On a les décisions confirmatives ou les actes recognitifs qui sont des actes non normateurs : ce sont des actes qui confirment un acte antérieur.
A) Les circulaires
La circulaire est un texte d’application d’une norme de droit supérieure. On deux arrêts fondamentaux : Conseil d’Etat du 29 janvier 1954 « notre dame du Kreisker » :
La vrai circulaire est celle qui est uniquement interprétative et fait partie de ces actes non normateurs.
La fausse circulaire, la circulaire réglementaire, est celle qui modifie le droit et devient alors un acte administratif normateur susceptible de recours.
L’arrêt « Duvignère » du 18 décembre 2002 du Conseil d’Etat change l’Etat du droit : la recevabilité du recours est liée ay caractère impératif de la circulaire. Ce n’est pas le caractère normateur de la circulaire qui permet de dire que c’est un acte administratif, c’est son caractère impératif.
B) Les directives
Il s’agit d’une mesure d’encadrement édictée par un supérieur hiérarchique à l’égard de son subordonné lui indiquant une attitude à adopter et encadrant sa conduite par la définition d’orientations générales.
La situation est particulière car l’administration disposait dans un domaine d’un véritable pouvoir discrétionnaire ou d’une grande marge de manœuvre et elle se pose des limites par elle-même grâce aux directives.
La question est de savoir si l’administration est en droit de s’encadrer, de se poser des règles pour le traitement d’un ensemble de dossier dans un domaine particulier. L’administration va fixer des règles de droit nouvelles là où avant il n’y en avait pas.
L’arrêt du Conseil d’Etat du 11 décembre 1970 « crédit foncier de France » : il s’agissait d’un problème de refus de subventions. Le commissaire du gouvernement se propose d’admettre qu’une mesure individuelle puisse consister en une référence à la doctrine que l’administration s’est donnée dès lors que la même doctrine est appliquée à toutes les situations semblables.
Le Conseil d’Etat a adopté le raisonnement de son commissaire de gouvernement : une directive régulière doit se borner à définir des conditions générales en vue de diriger les interventions de l’autorité publique compétente sans édicter de conditions nouvelles et sans méconnaître le but poursuivi lors de la création du fond de subvention.
Une directive peut être écartée pour deux raisons: d’abord pour examiner la situation particulière du demandeur ou bien pour faire prévaloir un motif d’intérêt général.
Le recours direct contre une directive est impossible car le recours pour excès de pouvoir n’est pas recevable contre une directive. Pour contester une directive, le requérant va attaquer la décision prise par l’administration sur le fondement de la directive et à l’appui de ce recours, il pourra invoquer l’irrégularité de la directive.
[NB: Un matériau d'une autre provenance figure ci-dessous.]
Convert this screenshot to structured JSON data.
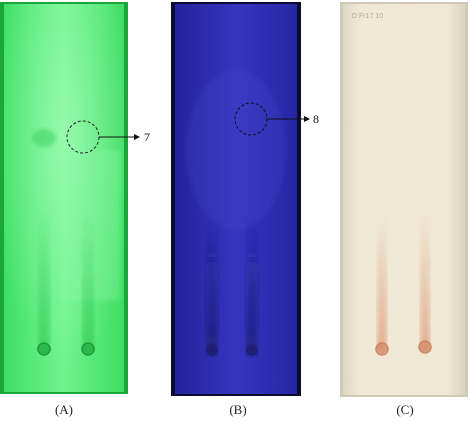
{
  "panels": [
    {
      "caption": "(A)",
      "callout": "7",
      "plate_color": "#57ef79"
    },
    {
      "caption": "(B)",
      "callout": "8",
      "plate_color": "#2f2fb5"
    },
    {
      "caption": "(C)",
      "plate_color": "#f1ead8"
    }
  ],
  "plate_c_label": "D Fr17 10"
}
C) Les mesures d’ordre intérieur (MOI)
Ce sont des mesures faiblement normateurs ne concernant que le fonctionnement interne d’un service. L’idée est que certaines mesures ont un impact tellement faible sur l’ordonnancement juridique et/ou sur le droit des administrés que le recours contre ces actes est irrecevable.
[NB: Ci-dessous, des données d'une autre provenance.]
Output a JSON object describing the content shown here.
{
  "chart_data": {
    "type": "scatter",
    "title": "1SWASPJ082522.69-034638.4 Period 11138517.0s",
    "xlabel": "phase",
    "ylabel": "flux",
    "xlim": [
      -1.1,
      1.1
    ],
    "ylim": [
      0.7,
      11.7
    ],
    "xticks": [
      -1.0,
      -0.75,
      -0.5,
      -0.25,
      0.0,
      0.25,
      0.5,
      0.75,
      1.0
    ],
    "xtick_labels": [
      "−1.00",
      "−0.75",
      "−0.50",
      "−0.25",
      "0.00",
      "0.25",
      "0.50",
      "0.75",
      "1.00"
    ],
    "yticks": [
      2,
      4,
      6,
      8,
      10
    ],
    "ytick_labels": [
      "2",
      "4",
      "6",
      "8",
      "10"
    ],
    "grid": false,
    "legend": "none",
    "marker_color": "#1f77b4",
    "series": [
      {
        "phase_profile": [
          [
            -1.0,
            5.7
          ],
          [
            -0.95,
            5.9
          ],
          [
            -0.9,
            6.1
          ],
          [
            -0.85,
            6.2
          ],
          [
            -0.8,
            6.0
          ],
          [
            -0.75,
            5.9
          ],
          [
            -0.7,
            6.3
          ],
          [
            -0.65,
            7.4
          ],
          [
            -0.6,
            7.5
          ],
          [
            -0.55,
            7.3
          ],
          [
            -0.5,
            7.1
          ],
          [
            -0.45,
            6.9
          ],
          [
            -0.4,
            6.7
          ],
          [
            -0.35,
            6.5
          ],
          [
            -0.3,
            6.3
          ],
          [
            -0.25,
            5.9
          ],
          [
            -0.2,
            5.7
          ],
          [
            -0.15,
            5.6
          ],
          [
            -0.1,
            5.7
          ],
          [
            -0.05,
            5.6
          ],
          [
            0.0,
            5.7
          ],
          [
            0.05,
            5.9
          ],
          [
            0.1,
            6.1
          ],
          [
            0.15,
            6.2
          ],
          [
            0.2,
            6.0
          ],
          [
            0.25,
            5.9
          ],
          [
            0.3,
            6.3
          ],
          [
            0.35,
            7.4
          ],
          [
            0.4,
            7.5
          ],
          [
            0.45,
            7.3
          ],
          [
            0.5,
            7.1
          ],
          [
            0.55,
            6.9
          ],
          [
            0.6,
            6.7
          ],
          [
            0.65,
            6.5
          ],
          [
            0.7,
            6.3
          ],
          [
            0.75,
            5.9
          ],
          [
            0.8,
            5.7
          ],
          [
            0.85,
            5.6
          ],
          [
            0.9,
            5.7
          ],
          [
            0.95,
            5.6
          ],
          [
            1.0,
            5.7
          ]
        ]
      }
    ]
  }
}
Le Conseil d’Etat dans son arrêt du 11 janvier 1967, a dit qu’un étudiant ne pouvait attaquer son affectation dans un groupe de TD.
La tendance est à la réduction de la catégorie des MOI. Cela signifie que le juge a admis le recours contre des décisions antérieurement considérées comme des MOI.
On a trois arrêts:
– Celui du Conseil d’Etat du 2 novembre 1992 « Kerouaa »: le recours est possible contre un règlement intérieur d’un établissement d’enseignement. C’est le problème du port du foulard.
– CE ass. du 17 février 1995 « Hardouin »: les militaires peuvent attaquer les punitions dont ils font l’objet.
– CE ass. du 17 février 1995 « Marie »: recours possible contre la punition infligée à un détenu.
Un acte considéré antérieurement comme une MOI va être susceptible de recours lorsqu’il porte atteinte aux droits fondamentaux ou aux libertés publiques de son destinataire.